Limitations & Future Work

  • Validation is limited to classification tasks; extension to downstream tasks such as detection and segmentation remains unexplored.
  • The two-stage training switch point (3/5 of total epochs) is a fixed ratio rather than an adaptive schedule.
  • Sensitivity of hyperparameters \(\lambda\) and \(\beta\) across domain-shift scenarios of varying magnitude is insufficiently discussed.
  • Anti-visual-learning may be unnecessary or even detrimental when the domain gap is small (e.g., in-domain FSL).
  • Text prompts rely on the simple template "a photo of [class]," without leveraging richer textual descriptions.
  • SF-CDFSL: Methods such as StepSTP and FWT address source-free cross-domain few-shot learning but do not analyze the adverse effects of visual learning.
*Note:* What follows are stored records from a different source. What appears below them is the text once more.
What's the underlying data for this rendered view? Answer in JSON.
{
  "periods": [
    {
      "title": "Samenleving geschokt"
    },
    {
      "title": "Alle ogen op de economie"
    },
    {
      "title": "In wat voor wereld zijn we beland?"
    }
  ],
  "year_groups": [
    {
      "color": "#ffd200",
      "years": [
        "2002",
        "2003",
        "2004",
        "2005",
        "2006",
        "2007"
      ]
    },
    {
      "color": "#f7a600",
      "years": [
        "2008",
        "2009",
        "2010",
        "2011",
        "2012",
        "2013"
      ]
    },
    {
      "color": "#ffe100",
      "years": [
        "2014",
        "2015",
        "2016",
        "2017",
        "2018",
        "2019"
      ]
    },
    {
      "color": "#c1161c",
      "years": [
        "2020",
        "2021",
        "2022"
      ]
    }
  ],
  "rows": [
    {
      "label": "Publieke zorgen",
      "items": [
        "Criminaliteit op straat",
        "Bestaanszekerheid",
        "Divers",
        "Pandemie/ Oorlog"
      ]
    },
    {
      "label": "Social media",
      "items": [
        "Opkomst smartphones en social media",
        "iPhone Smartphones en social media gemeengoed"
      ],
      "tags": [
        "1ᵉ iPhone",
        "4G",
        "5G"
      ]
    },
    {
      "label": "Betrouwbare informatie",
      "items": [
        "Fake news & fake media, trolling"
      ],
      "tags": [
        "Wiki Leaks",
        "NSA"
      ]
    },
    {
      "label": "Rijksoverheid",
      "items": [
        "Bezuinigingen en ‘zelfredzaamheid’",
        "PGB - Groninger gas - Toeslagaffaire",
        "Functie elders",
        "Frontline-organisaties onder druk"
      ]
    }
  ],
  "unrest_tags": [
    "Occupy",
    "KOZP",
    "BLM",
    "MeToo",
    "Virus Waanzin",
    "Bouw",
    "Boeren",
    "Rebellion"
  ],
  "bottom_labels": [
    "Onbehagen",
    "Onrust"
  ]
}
  • VLM fine-tuning: CoOp (prompt learning), CLIP-Adapter, and CLIP-LoRA all employ cross-entropy fine-tuning and are susceptible to the discriminability trap.
  • Modality gap research: Liang et al. first identified the modality gap; subsequent work analyzed modal misalignment in cross-domain settings but assumed standard fine-tuning was sufficient for correction.
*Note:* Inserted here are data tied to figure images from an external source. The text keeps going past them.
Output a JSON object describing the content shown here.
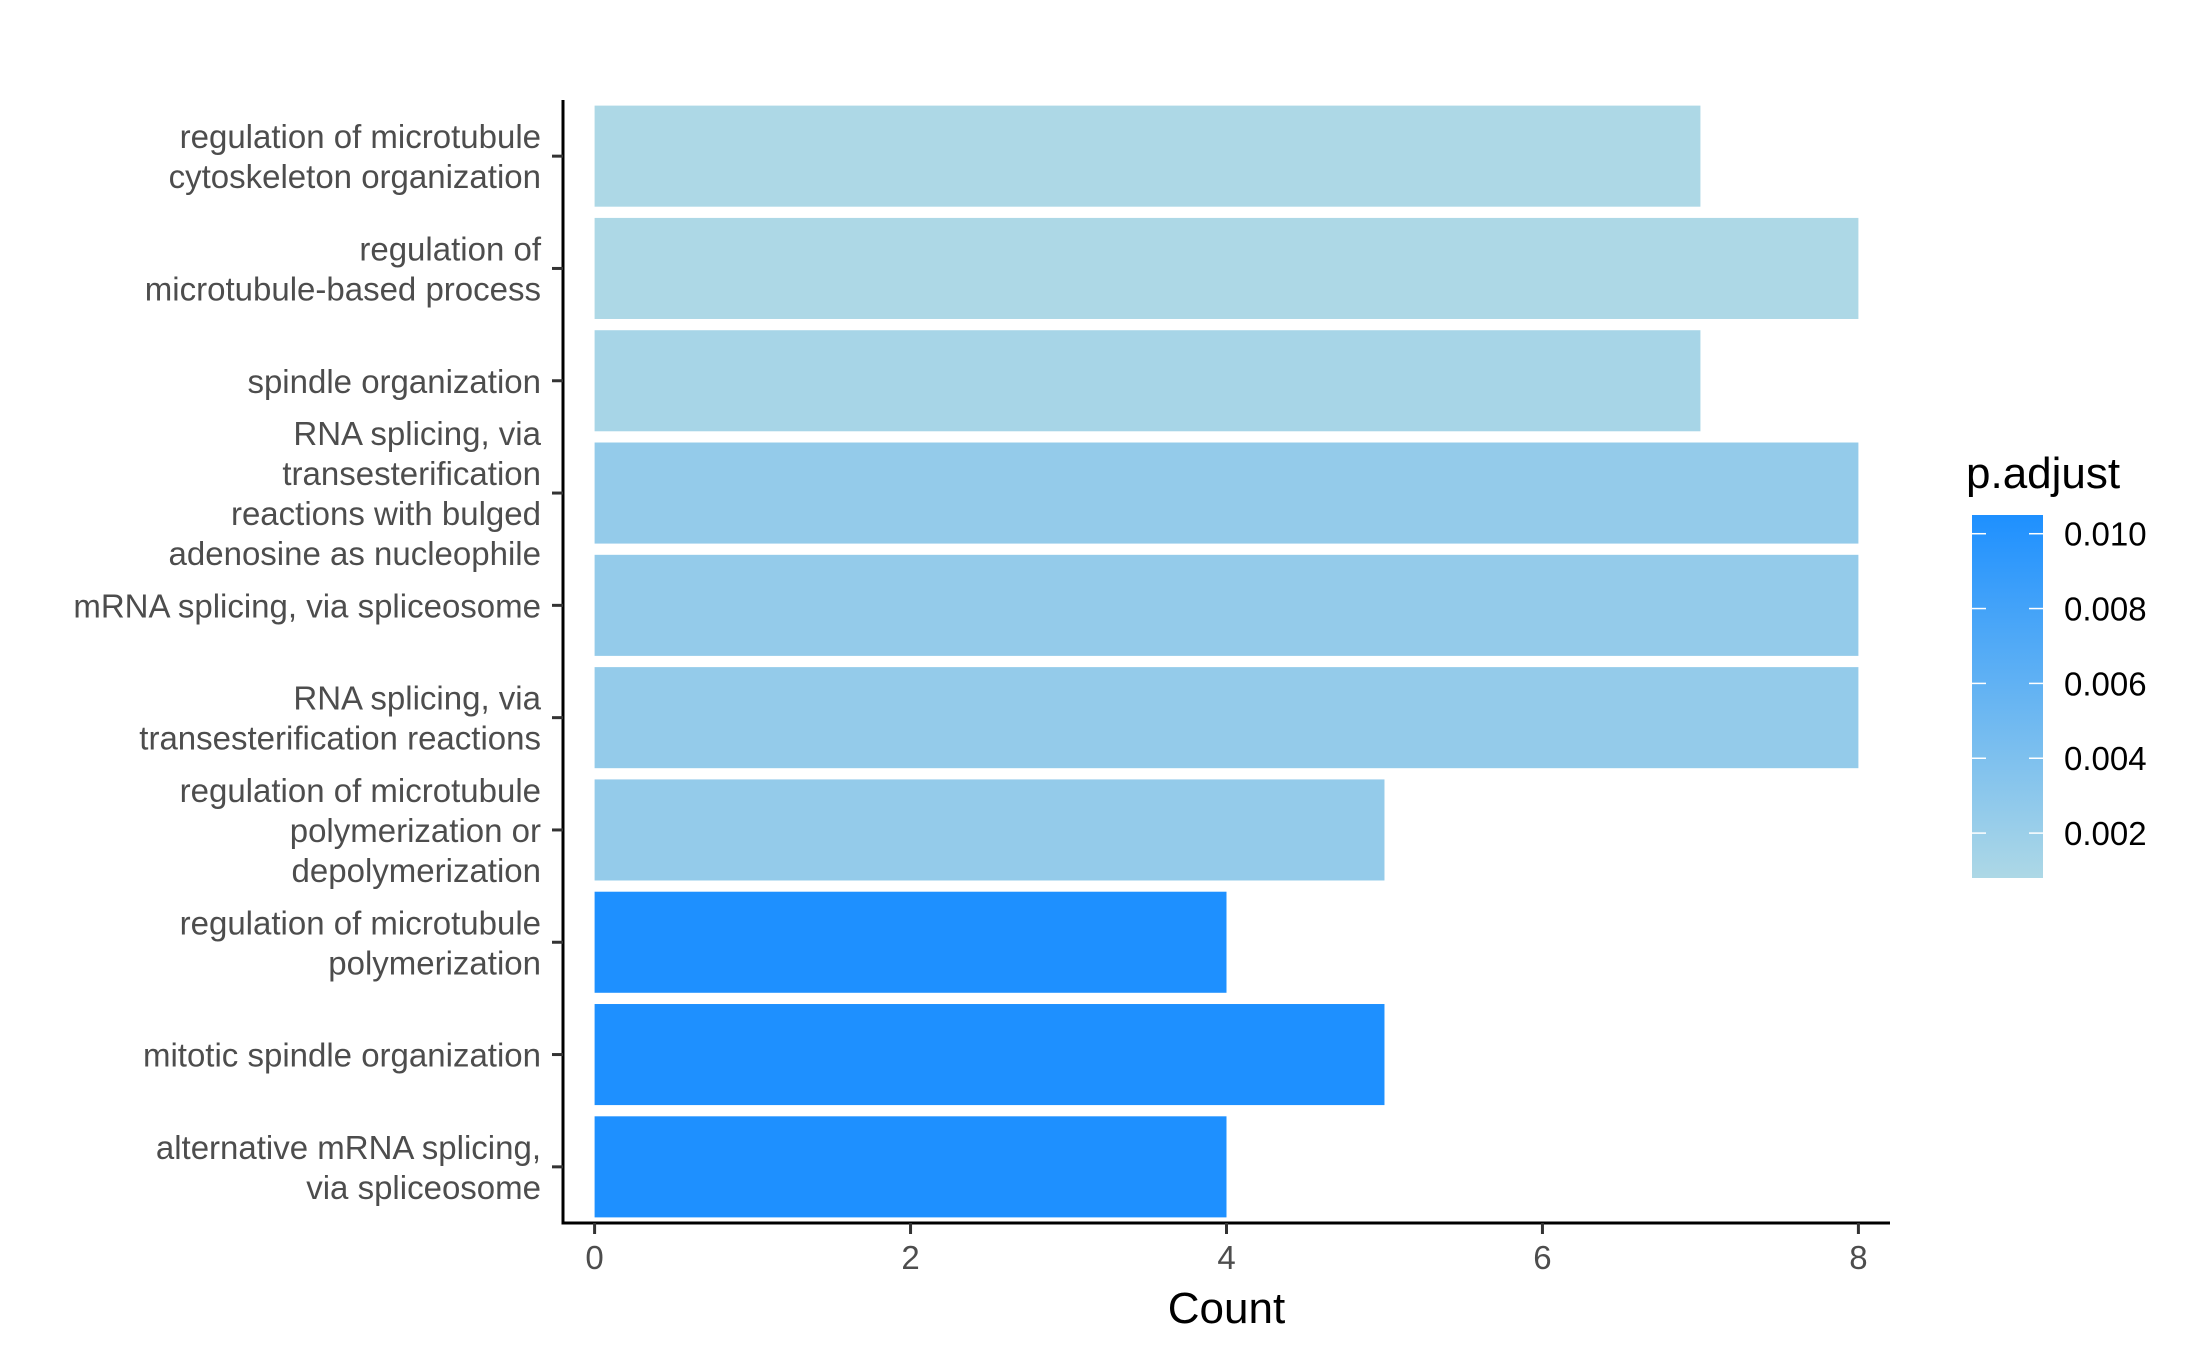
{
  "chart_data": {
    "type": "bar",
    "orientation": "horizontal",
    "categories": [
      [
        "regulation of microtubule",
        "cytoskeleton organization"
      ],
      [
        "regulation of",
        "microtubule-based process"
      ],
      [
        "spindle organization"
      ],
      [
        "RNA splicing, via",
        "transesterification",
        "reactions with bulged",
        "adenosine as nucleophile"
      ],
      [
        "mRNA splicing, via spliceosome"
      ],
      [
        "RNA splicing, via",
        "transesterification reactions"
      ],
      [
        "regulation of microtubule",
        "polymerization or",
        "depolymerization"
      ],
      [
        "regulation of microtubule",
        "polymerization"
      ],
      [
        "mitotic spindle organization"
      ],
      [
        "alternative mRNA splicing,",
        "via spliceosome"
      ]
    ],
    "values": [
      7,
      8,
      7,
      8,
      8,
      8,
      5,
      4,
      5,
      4
    ],
    "p_adjust": [
      0.0008,
      0.0008,
      0.0012,
      0.0025,
      0.0025,
      0.0025,
      0.0025,
      0.0105,
      0.0105,
      0.0105
    ],
    "xlabel": "Count",
    "xlim": [
      -0.2,
      8.2
    ],
    "x_ticks": [
      0,
      2,
      4,
      6,
      8
    ],
    "legend": {
      "title": "p.adjust",
      "position": "right",
      "range": [
        0.0008,
        0.0105
      ],
      "ticks": [
        0.002,
        0.004,
        0.006,
        0.008,
        0.01
      ],
      "tick_labels": [
        "0.002",
        "0.004",
        "0.006",
        "0.008",
        "0.010"
      ],
      "low_color": "#add8e6",
      "high_color": "#1e90ff"
    },
    "grid": false
  }
}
  • Shortcut learning: Previously studied in conventional vision models; this paper is the first to introduce the concept into the context of VLM cross-modal fine-tuning.

Rating

  • Novelty: ⭐⭐⭐⭐⭐ — First to expose the conflict between visual discriminability and cross-modal alignment in VLM fine-tuning.
  • Experimental Thoroughness: ⭐⭐⭐⭐⭐ — Multiple VLM backbones, multiple fine-tuning paradigms, 15 datasets, theoretical analysis, ablations, and visualizations.
  • Writing Quality: ⭐⭐⭐⭐⭐ — The dual-valve analogy is elegant and the argumentation is logically rigorous.
  • Value: ⭐⭐⭐⭐ — A universally applicable plug-and-play method, though currently limited to classification tasks.